23 thoughts on “Car tracking with cascades

  1. Supriya - March 6, 2016

    if x > fwidth*0.4 and x < fwidth*0.5 and y > fheight*0.25 and w > 30 and h > 30: their is syntax error in this cmd

    1. Frank - March 6, 2016

      Try the updated code. Do you have the cascading file (cars.xml) ?

  2. Jordi Truji - February 27, 2016

    I’m trying to run your code but I get the following error:

    line 12, in 
        cars = face_cascade.detectMultiScale(frame, 1.1, 2)
    cv2.error: /root/opencv/opencv/modules/core/src/array.cpp:2494: error: (-206) Unrecognized or unsupported array type in function cvGetMat

    Is it about the array type of frames?

    1. Frank - February 28, 2016

      Does it occur on every frame?

      The function cvGetMat converts arrays into a Mat. Mat is a datastructure used by cv2 to represent a matrix.
      I think there is a file loading error. Do you have cars.xml and video2.avi in the same directory? Make sure the face_cascade and vc are loaded. If loading goes wrong, throw an error.

  3. Kundan Kumar - February 21, 2016

    Hi, I have to track human,cars and buses in the video and count each of them.
    Could you please help me how to do that and also how to trained xml for human and buses.
    Thanks

    1. Frank - February 25, 2016

      There are different techniques to track them. Cascades are one way to track these. OpenCV comes with a bunch of trained cascades. You can find some tutorials here: http://stackoverflow.com/questions/2000816/how-to-create-haar-cascade-xml-for-using-with-opencv

  4. Vijay Shah - November 5, 2015

    Dear Frank,
    This is Vijay Shah from High Tech Security Servies, India. We have installed CCTV cameras on highways. Can you give us an application to count & classify vehicles ? We are ready to pay for your development charges.

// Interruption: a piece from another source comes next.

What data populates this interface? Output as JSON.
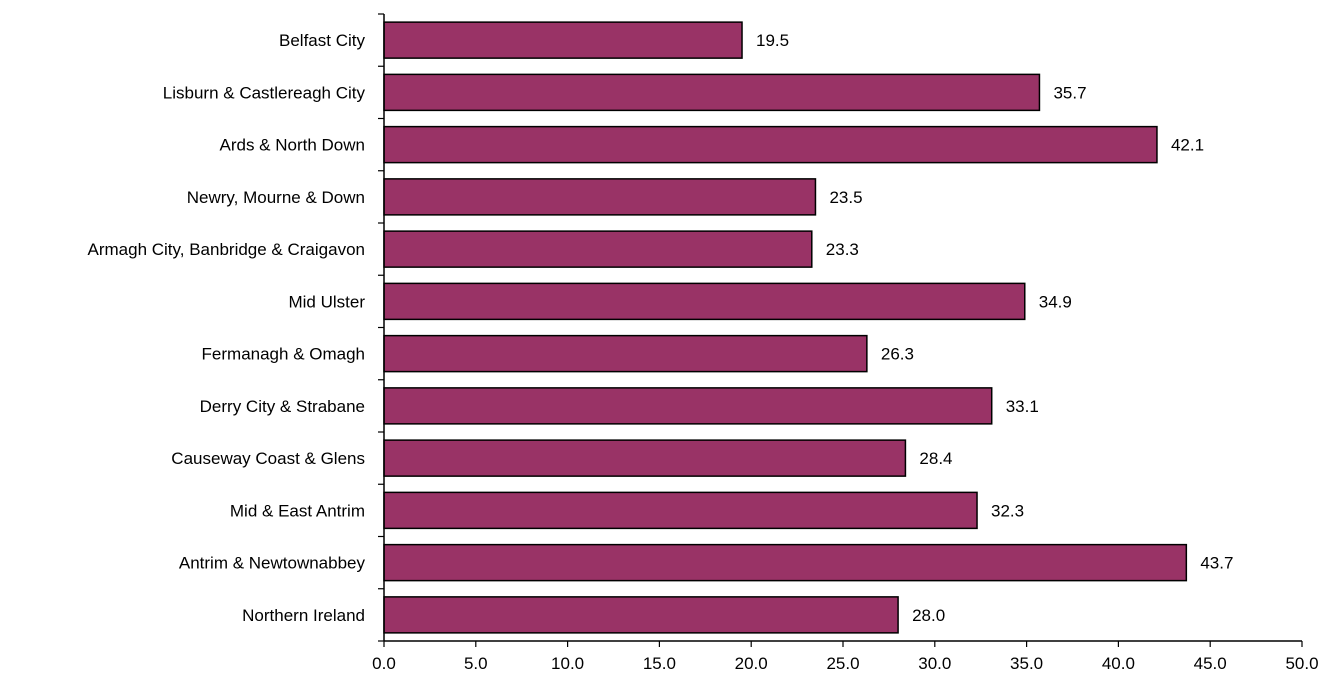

  5. Gandalf - August 3, 2015

    Good day sir
    The algorithm looks quite good and I want to do something similar. May I ask what you used to train the classifier. Did you use some database or did you collect all the training images yourself?

    1. Frank - August 3, 2015

      hi, in this case the classifier was already trained with a car image database. If you want to train your own classifier, there are many image databases available freely on computer vision / image processing websites.

      1. Will - March 16, 2016

        Hello Frank,
        Would you mind to share which database you used to train the classifier?
        Thank you.

        1. Frank - March 16, 2016

          Hi Will,
          The classifier is trained using an image database containing cars and non-cars. You can find many of such databases online.
          Some datasets:

    2. Frank - August 3, 2015

      Good day, in this case the classifier was already trained with a car image database. If you want to train your own classifier, there are many image databases available freely on computer vision / image processing websites.